Ostwalds Verhängnis war, dass sich dieser aufklärerische Gestus mit reißerischem Geschäftssinn paarte. Thies spricht in diesem Zusammenhang von einer „schillernden Mischung aus politischem Engagement, Sendungsbewusstsein, Machtstreben und Eitelkeit“, die ihn dem nicht ganz unbegründeten Verdacht des politischen Opportunismus aussetzte. Wie er den Ersten Weltkrieg als Ausweg aus einer verworrenen Moderne begrüßte, so begegnete er der Revolution nicht minder emphatisch, und die „Machtergreifung“ der Nationalsozialisten bewegte ihn wiederum zu flammenden Loyalitätsbekundungen. Hans Ostwalds sicherlich ernsthaftes Eintreten für die sozialen „underdogs“ stieß dort an seine Grenzen, wo politische Urteilskraft, nüchternes Abwägen und kühles Rechnen gefragt waren. So wurde der ehedem als pornographisch verschriene Sittenschilderer mit der Zeit zum gefragten Berlin-Folkloristen und suchte das langjährige SPD-Mitglied (er war 1919 der Partei beigetreten) nach 1933 in der Propagierung der nationalsozialistischen Siedlungspolitik bruchlos sein Heil.

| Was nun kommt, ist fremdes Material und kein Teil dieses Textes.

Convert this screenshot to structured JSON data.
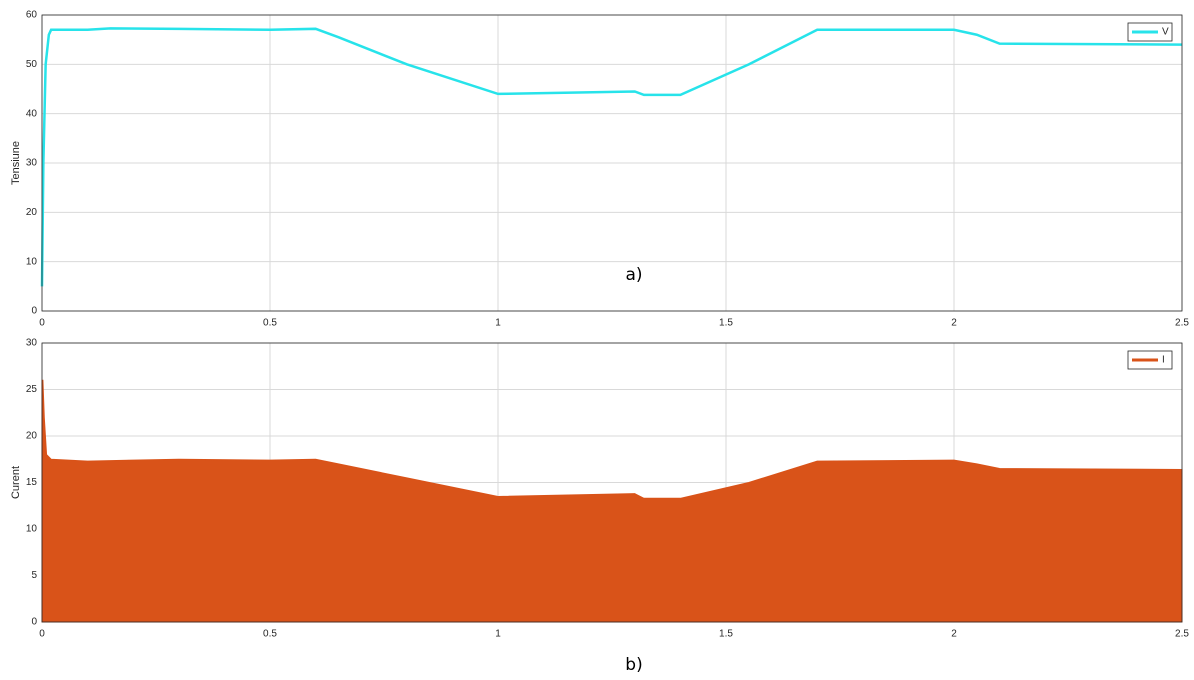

Nichtsdestotrotz ist er, der durch seine populären Zillebücher, seinen „Urberliner“ und seine „Kultur- und Sittengeschichte Berlins“ Massenwirksamkeit erreichte, vor allem durch seine integrative Kraft, als Mittelpunkt eines illustren Kreises, eben der „Dokumente“-Autoren, der Erinnerung wert. Dem Kreis um Hans Ostwald widmet Thies daher großen Raum. Hier trafen verkrachte Künstlerexistenzen, philosophische Schwärmer, ambitionierte Journalisten und sozialbewegte Politiker zusammen, die sich dem Dienst am sozialen Aufbau verpflichtet fühlten. Die Geschichte dieses Kreises, bleibende Verbindungen und jähe Zerwürfnisse, werden von Thies mit knappen Strichen derart eindringlich gezeichnet, dass man den Geist der Zeit gleichsam atmen kann. Die Bedenkenlosigkeit, mit der Ostwald nach 1933 seine jüdischen Weggefährten und Freunde preisgab, gehört freilich zu den wenig berückenden Eigenschaften dieser schillernden Persönlichkeit, deren Leben von Thies spannend erzählt, kritisch gewürdigt und in die neueste Metropolen- und Moderneforschung eingebettet wird. Ein fortan unverzichtbarer Beitrag zur Mentalitätsgeschichte des 20. Jahrhunderts.